Step 3: Create an SSO client for the Service Registry console

Next, create a single sign-on client for the Service Registry web console, shown in Figure 3.

Create a client with an ID of "apicurio-registry" and other parameters specified in the preceding sample YAML code.
Figure 3: Creating a client for the Service Registry.

By default, Service Registry expects the following settings:

Client ID: apicurio-registry
Client Protocol: openid-connect
Access Type: public
Valid Redirect URLs: http://<YOUR_REGISTRY_URL>/*
Web Origins: +

You can use the defaults for the other client settings.

Step 4: Configure the authentication using SSO

In your Service Registry deployment on OpenShift, set the following Service Registry environment variables to configure authentication using SSO:

AUTH_ENABLED=true
KEYCLOAK_REALM=registry
KEYCLOAK_URL=https://<YOUR_SSO_URL>/auth

You will need to assign one of the following roles to each user:

  • sr-admin: Full access to all create, read, update, and delete operations.
  • sr-developer: Access to create, read, edit, and delete operations, except for configuring global rules. This role can configure artifact rules.
  • sr-readonly: Access to read and search operations only. This role cannot configure any rules.

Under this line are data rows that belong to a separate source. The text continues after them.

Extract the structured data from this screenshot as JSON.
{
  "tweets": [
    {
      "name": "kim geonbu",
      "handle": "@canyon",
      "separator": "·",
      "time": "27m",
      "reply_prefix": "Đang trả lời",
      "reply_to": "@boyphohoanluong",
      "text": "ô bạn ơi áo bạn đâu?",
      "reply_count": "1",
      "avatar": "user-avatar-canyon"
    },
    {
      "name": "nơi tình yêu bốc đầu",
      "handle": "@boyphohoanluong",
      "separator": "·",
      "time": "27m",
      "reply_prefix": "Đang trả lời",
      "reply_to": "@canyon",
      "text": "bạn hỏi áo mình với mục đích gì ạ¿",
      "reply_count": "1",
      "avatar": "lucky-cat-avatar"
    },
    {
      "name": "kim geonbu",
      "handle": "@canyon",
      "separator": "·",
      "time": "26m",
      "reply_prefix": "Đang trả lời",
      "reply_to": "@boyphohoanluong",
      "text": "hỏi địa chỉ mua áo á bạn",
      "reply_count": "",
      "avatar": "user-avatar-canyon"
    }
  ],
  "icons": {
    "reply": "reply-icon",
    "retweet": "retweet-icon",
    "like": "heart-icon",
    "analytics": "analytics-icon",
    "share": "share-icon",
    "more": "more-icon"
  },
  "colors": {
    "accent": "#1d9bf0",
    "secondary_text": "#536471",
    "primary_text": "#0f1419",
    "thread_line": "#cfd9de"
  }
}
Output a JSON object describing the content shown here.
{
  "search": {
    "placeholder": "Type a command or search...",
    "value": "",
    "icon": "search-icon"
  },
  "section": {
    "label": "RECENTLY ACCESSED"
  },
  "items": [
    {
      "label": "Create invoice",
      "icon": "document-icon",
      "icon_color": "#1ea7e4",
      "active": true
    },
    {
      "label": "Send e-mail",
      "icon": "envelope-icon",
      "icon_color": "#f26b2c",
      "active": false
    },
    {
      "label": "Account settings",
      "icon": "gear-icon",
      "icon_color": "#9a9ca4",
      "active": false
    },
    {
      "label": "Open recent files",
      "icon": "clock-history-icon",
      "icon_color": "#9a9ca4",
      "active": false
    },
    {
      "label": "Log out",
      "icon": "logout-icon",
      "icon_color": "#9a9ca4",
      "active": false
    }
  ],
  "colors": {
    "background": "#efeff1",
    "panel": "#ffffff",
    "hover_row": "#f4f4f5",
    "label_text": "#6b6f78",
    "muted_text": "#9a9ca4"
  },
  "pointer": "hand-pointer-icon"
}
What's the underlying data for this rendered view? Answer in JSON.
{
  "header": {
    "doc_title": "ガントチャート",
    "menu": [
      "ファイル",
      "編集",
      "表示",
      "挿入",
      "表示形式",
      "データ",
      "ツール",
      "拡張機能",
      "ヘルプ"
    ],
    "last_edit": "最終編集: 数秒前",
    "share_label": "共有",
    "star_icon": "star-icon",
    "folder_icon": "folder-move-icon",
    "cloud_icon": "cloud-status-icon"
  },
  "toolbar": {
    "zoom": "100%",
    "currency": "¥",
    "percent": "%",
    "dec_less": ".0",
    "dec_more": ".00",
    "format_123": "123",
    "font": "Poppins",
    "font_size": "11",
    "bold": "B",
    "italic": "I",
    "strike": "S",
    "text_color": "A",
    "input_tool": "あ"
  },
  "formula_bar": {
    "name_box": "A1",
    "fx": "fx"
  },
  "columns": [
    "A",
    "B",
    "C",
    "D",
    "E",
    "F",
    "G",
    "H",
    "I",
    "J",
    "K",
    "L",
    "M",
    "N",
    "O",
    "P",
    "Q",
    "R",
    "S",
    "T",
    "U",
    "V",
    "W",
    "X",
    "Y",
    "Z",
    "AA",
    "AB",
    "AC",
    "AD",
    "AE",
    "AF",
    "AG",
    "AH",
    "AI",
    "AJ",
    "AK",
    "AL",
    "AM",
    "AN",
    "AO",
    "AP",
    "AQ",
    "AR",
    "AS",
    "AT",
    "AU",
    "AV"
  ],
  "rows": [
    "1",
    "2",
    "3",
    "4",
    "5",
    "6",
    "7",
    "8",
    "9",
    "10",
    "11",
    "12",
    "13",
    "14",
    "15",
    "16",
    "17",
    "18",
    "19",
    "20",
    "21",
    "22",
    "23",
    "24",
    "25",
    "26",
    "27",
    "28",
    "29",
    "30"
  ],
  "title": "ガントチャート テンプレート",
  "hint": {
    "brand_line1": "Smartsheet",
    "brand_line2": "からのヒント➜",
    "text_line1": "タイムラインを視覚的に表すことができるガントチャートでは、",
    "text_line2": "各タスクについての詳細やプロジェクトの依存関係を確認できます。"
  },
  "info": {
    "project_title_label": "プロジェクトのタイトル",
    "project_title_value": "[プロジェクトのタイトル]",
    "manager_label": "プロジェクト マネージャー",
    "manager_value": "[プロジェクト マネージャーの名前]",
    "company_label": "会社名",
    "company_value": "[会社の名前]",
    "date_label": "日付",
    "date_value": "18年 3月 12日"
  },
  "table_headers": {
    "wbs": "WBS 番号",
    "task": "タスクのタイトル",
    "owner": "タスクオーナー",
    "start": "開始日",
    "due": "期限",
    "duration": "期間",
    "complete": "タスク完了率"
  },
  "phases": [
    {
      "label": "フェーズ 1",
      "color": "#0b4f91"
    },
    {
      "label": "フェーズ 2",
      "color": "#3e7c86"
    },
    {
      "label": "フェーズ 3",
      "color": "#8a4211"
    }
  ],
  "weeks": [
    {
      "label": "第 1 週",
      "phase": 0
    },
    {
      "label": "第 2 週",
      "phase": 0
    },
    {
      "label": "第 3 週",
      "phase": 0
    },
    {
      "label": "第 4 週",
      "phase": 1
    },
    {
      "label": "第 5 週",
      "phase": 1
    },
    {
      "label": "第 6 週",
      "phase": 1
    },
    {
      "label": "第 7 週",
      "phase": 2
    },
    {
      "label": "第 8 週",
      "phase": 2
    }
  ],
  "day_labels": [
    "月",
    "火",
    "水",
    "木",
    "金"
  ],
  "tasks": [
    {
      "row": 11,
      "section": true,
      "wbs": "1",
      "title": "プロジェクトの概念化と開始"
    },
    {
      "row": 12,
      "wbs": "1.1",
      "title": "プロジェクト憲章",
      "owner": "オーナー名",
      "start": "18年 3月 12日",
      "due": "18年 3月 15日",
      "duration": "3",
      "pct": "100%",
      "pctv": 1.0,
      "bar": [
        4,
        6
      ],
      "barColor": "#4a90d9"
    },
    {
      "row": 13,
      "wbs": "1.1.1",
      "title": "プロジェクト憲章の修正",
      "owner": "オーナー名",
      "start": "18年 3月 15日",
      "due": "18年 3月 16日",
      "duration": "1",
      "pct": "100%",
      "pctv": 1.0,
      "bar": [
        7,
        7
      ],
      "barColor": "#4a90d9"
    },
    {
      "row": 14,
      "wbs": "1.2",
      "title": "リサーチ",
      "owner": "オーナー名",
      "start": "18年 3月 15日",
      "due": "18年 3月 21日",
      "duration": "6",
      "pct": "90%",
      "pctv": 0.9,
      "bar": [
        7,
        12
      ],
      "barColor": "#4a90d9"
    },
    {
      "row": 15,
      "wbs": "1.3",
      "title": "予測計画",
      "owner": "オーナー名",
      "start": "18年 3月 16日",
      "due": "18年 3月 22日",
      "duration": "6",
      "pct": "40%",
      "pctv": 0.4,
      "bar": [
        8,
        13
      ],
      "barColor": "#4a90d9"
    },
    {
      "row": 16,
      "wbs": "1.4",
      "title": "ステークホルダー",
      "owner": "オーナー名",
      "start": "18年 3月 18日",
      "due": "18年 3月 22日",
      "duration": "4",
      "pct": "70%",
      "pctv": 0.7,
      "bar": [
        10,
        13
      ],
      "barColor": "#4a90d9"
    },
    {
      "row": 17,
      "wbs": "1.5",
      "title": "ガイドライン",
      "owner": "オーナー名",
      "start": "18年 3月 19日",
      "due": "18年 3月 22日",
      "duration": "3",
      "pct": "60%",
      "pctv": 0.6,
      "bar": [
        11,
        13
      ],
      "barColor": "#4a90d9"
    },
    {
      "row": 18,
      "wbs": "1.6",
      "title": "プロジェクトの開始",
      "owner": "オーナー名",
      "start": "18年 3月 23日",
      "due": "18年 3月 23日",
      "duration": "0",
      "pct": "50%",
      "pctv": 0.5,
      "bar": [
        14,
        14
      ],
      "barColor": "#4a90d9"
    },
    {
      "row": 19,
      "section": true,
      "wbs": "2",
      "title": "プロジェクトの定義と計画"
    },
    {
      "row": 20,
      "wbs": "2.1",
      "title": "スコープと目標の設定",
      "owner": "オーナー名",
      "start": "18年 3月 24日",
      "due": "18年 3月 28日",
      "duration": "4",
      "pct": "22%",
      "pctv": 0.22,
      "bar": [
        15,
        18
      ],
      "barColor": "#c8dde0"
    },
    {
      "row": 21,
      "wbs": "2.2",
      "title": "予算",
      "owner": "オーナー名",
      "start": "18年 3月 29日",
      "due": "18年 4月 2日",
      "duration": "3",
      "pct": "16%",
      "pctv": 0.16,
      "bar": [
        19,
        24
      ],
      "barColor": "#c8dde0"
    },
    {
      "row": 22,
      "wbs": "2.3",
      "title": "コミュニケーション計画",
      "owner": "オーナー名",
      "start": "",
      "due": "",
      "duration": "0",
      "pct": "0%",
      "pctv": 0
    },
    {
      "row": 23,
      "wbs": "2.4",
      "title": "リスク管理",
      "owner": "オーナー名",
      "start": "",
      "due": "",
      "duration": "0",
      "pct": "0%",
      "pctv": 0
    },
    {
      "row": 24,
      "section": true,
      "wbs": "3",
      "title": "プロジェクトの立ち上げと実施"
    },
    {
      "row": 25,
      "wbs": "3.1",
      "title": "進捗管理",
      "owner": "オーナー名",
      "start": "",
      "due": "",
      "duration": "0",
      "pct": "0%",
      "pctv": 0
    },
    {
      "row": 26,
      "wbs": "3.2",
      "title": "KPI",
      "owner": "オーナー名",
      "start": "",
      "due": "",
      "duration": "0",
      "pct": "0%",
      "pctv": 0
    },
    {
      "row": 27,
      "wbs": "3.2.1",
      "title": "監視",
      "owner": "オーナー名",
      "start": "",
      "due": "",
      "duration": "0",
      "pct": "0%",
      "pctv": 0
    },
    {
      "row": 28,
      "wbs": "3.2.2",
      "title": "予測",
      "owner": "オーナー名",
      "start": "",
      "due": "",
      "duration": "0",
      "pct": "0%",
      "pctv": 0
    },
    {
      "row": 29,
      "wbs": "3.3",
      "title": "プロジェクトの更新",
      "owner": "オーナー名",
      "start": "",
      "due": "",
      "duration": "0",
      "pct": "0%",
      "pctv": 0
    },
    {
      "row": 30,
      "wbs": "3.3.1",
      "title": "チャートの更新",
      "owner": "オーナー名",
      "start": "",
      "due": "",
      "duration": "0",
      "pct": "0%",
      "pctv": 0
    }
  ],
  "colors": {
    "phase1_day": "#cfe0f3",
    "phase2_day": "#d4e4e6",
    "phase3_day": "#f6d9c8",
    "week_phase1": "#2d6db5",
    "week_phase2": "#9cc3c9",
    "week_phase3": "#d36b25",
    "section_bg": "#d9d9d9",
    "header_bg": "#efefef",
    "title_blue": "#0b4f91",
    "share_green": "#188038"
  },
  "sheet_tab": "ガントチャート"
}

If you want to enable owner-only authorization for updates to schemas and API artifacts, set the following environment variable:

REGISTRY_AUTH_OWNER_ONLY_AUTHORIZATION=true

Step 5: Restart your pod

Restart your pod with the new variables. When you visit the main registry URL, you should see the single sign-on login page shown in Figure 4.

The main registry URL brings up the single sign-on login page.
Figure 4: The single sign-on login page.

Congratulations! You have successfully secured your service registry.

Summary

In this article, we quickly reviewed the new features of Red Hat Integration Service Registry 2.0, including new SerDes libraries, an improved REST API implementation of the CNCF schema registry API, and an essential element: Authentication with OpenID Connect. The authentication allows secure access to the registry using Red Hat's single sign-on technology to manage users and assign them roles.

I then showed you how to configure SSO to create a realm, the required clients with their configuration, and the setup for the registry to enable role-based access control. By following the instructions in this article, you can quickly get started with a secure registry on top of OpenShift for APIs and Apache Kafka schemas.